What form does the hysteria take, you made a ref in your OP. And (forgive me, am no academic) who is hysterical. Sorry to be thick, it is late and I am hot.

FantaOra · 25/06/2020 00:11

Goosefoot

Was that Daniel Martin by John Fowles?

Goosefoot · 25/06/2020 01:05

@FantaOra

Goosefoot

Was that Daniel Martin by John Fowles?

No - What's Bred In the Bone - Robertson Davies.
Agrona · 25/06/2020 01:06

Red, thank you for your intelligent and insightful analysis.

Goosefoot · 25/06/2020 01:11

RedToothBrush

I have been thinking something that is similar when considering the alternate views of racism in marxist analysis and that of black conservatives. The marxists of course are looking at these structural and sociological forces, while the conservatives are talking about things like the breakdown of the family, disempowerment of individuals.

While they tend to attack each other's explanations, I'm increasingly inclined to think they are both right. It really is about power structures. And it really is about how the psychological scaffolding of individuals plays out.

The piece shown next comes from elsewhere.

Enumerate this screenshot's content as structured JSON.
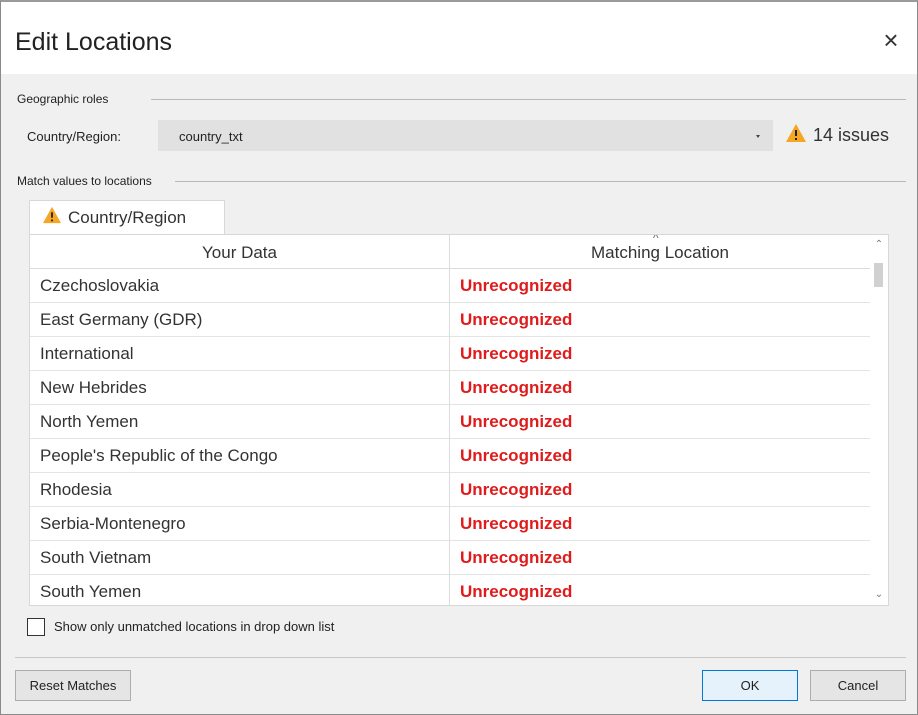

But that suggests they must be connected in some way, the way the human mind is structured and the way a society is structured, they interact. What's needed is something like a unifying theory.

SuperLoudPoppingAction · 25/06/2020 01:15

Mary Daly is a good link between the apparent urge to destroy women and the sorts of subconscious drives psychoanalysis examines.

A bit better of a feminist than Jung.

I do also like a bit of Marilyn Frye (on separatism and power discussed parasitism in a useful way).

Those two strands mixed with Gail dines' feminist take on neoliberal individualism sum it up for me.

That or just backlash but Susan faludi might disagree.